Trending:
AI & Machine Learning

Vercel research: Static context beats dynamic skills for AI agent accuracy

Vercel's AI SDK team found that embedding documentation in AGENTS.md files achieved 100% pass rates versus 53% for tool-based skills in coding agents. The finding challenges the common enterprise pattern of building complex skill systems to prevent hallucinations.

Vercel research: Static context beats dynamic skills for AI agent accuracy

The Pattern

Enterprise teams building custom AI agents face a recurring problem: hallucinations persist despite adding more tools, skills, and retrieval systems. An agent insists on deprecated Next.js syntax. Another misreads a £716 visa fee as £70,000. The instinct is to add more guardrails.

Vercel's AI SDK team tested a different approach. Instead of building skills that agents invoke on-demand, they embedded knowledge directly into static context files. The results were stark.

The Data

In evaluations using Next.js 16 documentation:

  • Dynamic skills (tool-based lookups): 53% pass rate
  • Static context (AGENTS.md files): 100% pass rate

The failure mode was predictable: agents forgot to invoke tools or invoked them incorrectly. Static context eliminates the decision entirely - the information is always present.

What This Means

The finding aligns with December 2025's VS Code Agent Skills integration and October 2025 discussions comparing Skills.md versus AGENTS.md approaches. The trade-off is clear:

AGENTS.md strengths: No invocation failures. Consistent across conversation turns. Better for codebase-wide rules and project structure.

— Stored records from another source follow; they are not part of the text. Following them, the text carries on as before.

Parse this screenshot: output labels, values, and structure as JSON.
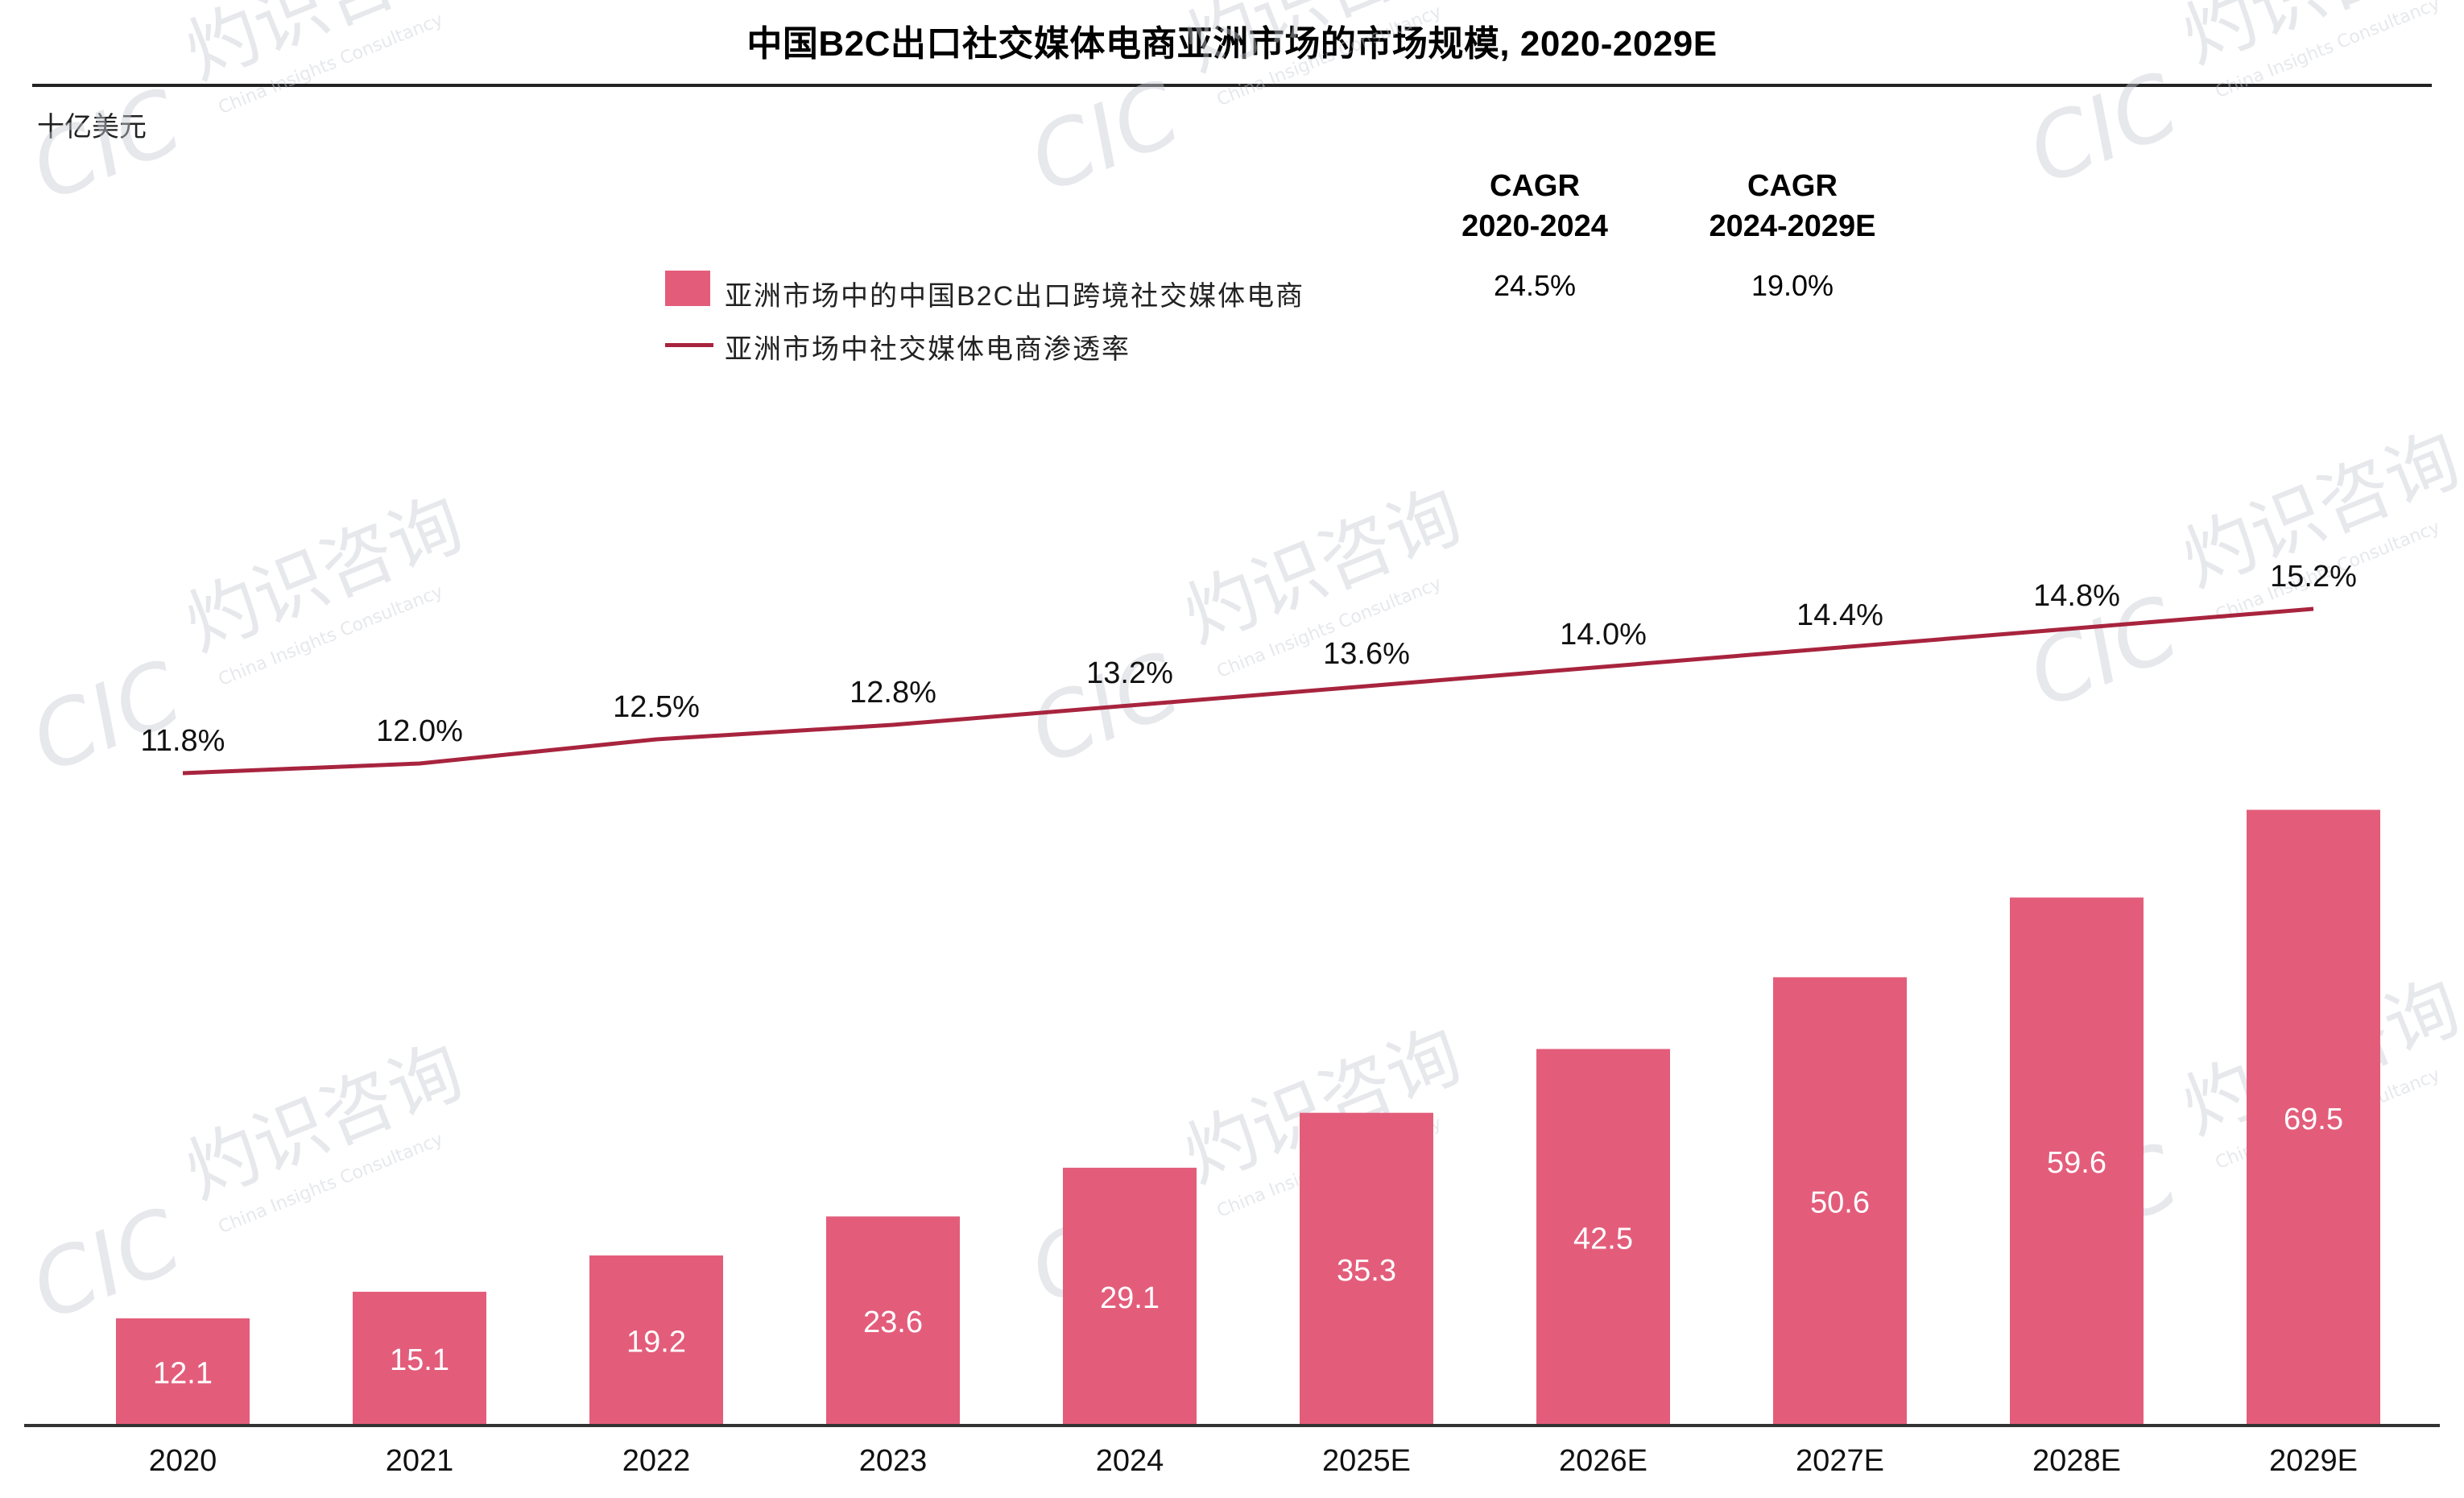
{
  "title": "中国B2C出口社交媒体电商亚洲市场的市场规模, 2020-2029E",
  "unit_label": "十亿美元",
  "cagr": [
    {
      "header_line1": "CAGR",
      "header_line2": "2020-2024",
      "value": "24.5%"
    },
    {
      "header_line1": "CAGR",
      "header_line2": "2024-2029E",
      "value": "19.0%"
    }
  ],
  "legend": {
    "bar_label": "亚洲市场中的中国B2C出口跨境社交媒体电商",
    "line_label": "亚洲市场中社交媒体电商渗透率"
  },
  "colors": {
    "bar": "#e35d7b",
    "line": "#a8243e",
    "bar_text": "#ffffff"
  },
  "watermark": {
    "text_cn": "灼识咨询",
    "text_en": "China Insights Consultancy",
    "logo": "CIC"
  },
  "chart_data": {
    "type": "bar",
    "categories": [
      "2020",
      "2021",
      "2022",
      "2023",
      "2024",
      "2025E",
      "2026E",
      "2027E",
      "2028E",
      "2029E"
    ],
    "series": [
      {
        "name": "亚洲市场中的中国B2C出口跨境社交媒体电商",
        "type": "bar",
        "values": [
          12.1,
          15.1,
          19.2,
          23.6,
          29.1,
          35.3,
          42.5,
          50.6,
          59.6,
          69.5
        ],
        "labels": [
          "12.1",
          "15.1",
          "19.2",
          "23.6",
          "29.1",
          "35.3",
          "42.5",
          "50.6",
          "59.6",
          "69.5"
        ]
      },
      {
        "name": "亚洲市场中社交媒体电商渗透率",
        "type": "line",
        "values": [
          11.8,
          12.0,
          12.5,
          12.8,
          13.2,
          13.6,
          14.0,
          14.4,
          14.8,
          15.2
        ],
        "labels": [
          "11.8%",
          "12.0%",
          "12.5%",
          "12.8%",
          "13.2%",
          "13.6%",
          "14.0%",
          "14.4%",
          "14.8%",
          "15.2%"
        ]
      }
    ],
    "ylabel": "十亿美元",
    "bar_ylim": [
      0,
      80
    ],
    "line_ylim": [
      0,
      16
    ],
    "grid": false,
    "legend_position": "top"
  }
}
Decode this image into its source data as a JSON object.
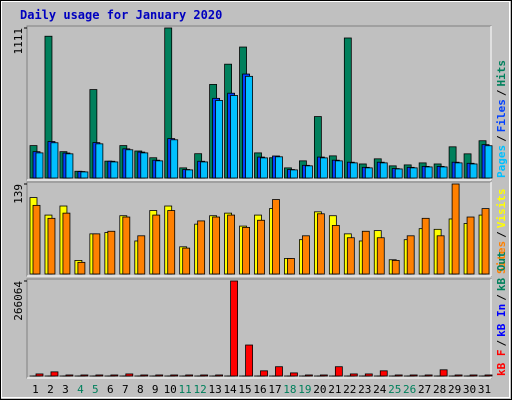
{
  "legend_separator": "/",
  "chart_data": [
    {
      "type": "bar",
      "title": "Daily usage for January 2020",
      "ylim": [
        0,
        1111
      ],
      "yticks": [
        1111
      ],
      "series": [
        {
          "name": "Hits",
          "color": "#00805c",
          "values": [
            240,
            1050,
            195,
            50,
            655,
            125,
            240,
            200,
            150,
            1111,
            75,
            180,
            693,
            843,
            970,
            186,
            150,
            75,
            127,
            455,
            164,
            1037,
            104,
            142,
            90,
            97,
            112,
            104,
            231,
            179,
            276
          ]
        },
        {
          "name": "Files",
          "color": "#0040ff",
          "values": [
            195,
            270,
            185,
            48,
            262,
            124,
            216,
            192,
            132,
            292,
            63,
            124,
            590,
            628,
            770,
            155,
            163,
            63,
            94,
            155,
            132,
            117,
            79,
            117,
            70,
            79,
            86,
            86,
            117,
            109,
            247
          ]
        },
        {
          "name": "Pages",
          "color": "#00c0ff",
          "values": [
            186,
            261,
            179,
            45,
            253,
            119,
            209,
            186,
            127,
            283,
            60,
            119,
            574,
            611,
            753,
            149,
            157,
            60,
            90,
            149,
            127,
            112,
            75,
            112,
            67,
            75,
            82,
            82,
            112,
            104,
            239
          ]
        }
      ]
    },
    {
      "type": "bar",
      "ylim": [
        0,
        139
      ],
      "yticks": [
        139
      ],
      "series": [
        {
          "name": "Visits",
          "color": "#ffff00",
          "values": [
            118,
            91,
            105,
            21,
            62,
            64,
            90,
            51,
            98,
            105,
            42,
            77,
            90,
            94,
            74,
            91,
            101,
            24,
            53,
            96,
            90,
            62,
            51,
            67,
            22,
            53,
            70,
            69,
            85,
            78,
            91
          ]
        },
        {
          "name": "Sites",
          "color": "#ff8000",
          "values": [
            106,
            86,
            94,
            18,
            62,
            66,
            88,
            59,
            91,
            98,
            40,
            82,
            88,
            91,
            72,
            83,
            115,
            24,
            59,
            93,
            75,
            56,
            66,
            56,
            21,
            59,
            86,
            59,
            139,
            88,
            101
          ]
        }
      ]
    },
    {
      "type": "bar",
      "ylim": [
        0,
        266064
      ],
      "yticks": [
        266064
      ],
      "categories": [
        "1",
        "2",
        "3",
        "4",
        "5",
        "6",
        "7",
        "8",
        "9",
        "10",
        "11",
        "12",
        "13",
        "14",
        "15",
        "16",
        "17",
        "18",
        "19",
        "20",
        "21",
        "22",
        "23",
        "24",
        "25",
        "26",
        "27",
        "28",
        "29",
        "30",
        "31"
      ],
      "category_colors": [
        "#000000",
        "#000000",
        "#000000",
        "#00805c",
        "#00805c",
        "#000000",
        "#000000",
        "#000000",
        "#000000",
        "#000000",
        "#00805c",
        "#00805c",
        "#000000",
        "#000000",
        "#000000",
        "#000000",
        "#000000",
        "#00805c",
        "#00805c",
        "#000000",
        "#000000",
        "#000000",
        "#000000",
        "#000000",
        "#00805c",
        "#00805c",
        "#000000",
        "#000000",
        "#000000",
        "#000000",
        "#000000"
      ],
      "series": [
        {
          "name": "kB Out",
          "color": "#00805c",
          "values": [
            0,
            0,
            0,
            0,
            0,
            0,
            0,
            0,
            0,
            0,
            0,
            0,
            0,
            0,
            0,
            0,
            0,
            0,
            0,
            0,
            0,
            0,
            0,
            0,
            0,
            0,
            0,
            0,
            0,
            0,
            0
          ]
        },
        {
          "name": "kB In",
          "color": "#0000ff",
          "values": [
            0,
            0,
            0,
            0,
            0,
            0,
            0,
            0,
            0,
            0,
            0,
            0,
            0,
            0,
            0,
            0,
            0,
            0,
            0,
            0,
            0,
            0,
            0,
            0,
            0,
            0,
            0,
            0,
            0,
            0,
            0
          ]
        },
        {
          "name": "kB F",
          "color": "#ff0000",
          "values": [
            5800,
            11600,
            2900,
            2900,
            2900,
            2900,
            5800,
            2900,
            2900,
            2900,
            2900,
            2900,
            2900,
            266064,
            86760,
            14500,
            26000,
            8700,
            2900,
            2900,
            26000,
            5800,
            5800,
            14500,
            2900,
            2900,
            2900,
            17400,
            2900,
            2900,
            2900
          ]
        }
      ]
    }
  ]
}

Skills strengths: Reusable across projects. Better for large, specialized knowledge sets where context window costs matter. Don't inline 50 capabilities.

Vercel's approach - calling it "Hands vs. Brains" - puts knowledge in markdown (AGENTS.md, docs/) and reserves skills for execution-only tasks (API calls, terminal commands).

The Enterprise Angle

For teams building internal agents, this suggests auditing what's implemented as skills. If it's knowledge the agent should always have - coding standards, architecture decisions, approved vendors - it probably belongs in static context.

The risk: over-indexing on either approach. Builder.io's framework treats them as complementary: rules for invariants, skills for task-specific playbooks, commands for workflows. The pattern scales when quantity of capabilities grows.

Worth noting: This applies to deterministic knowledge. For dynamic data or third-party APIs, skills and RAG remain necessary. The question is whether you're building a skill because the agent needs to do something, or because you're trying to make it remember something.

The research is specific to coding agents but the principle - reducing decision points for AI systems - generalizes. Every "should I check this?" moment is a failure point.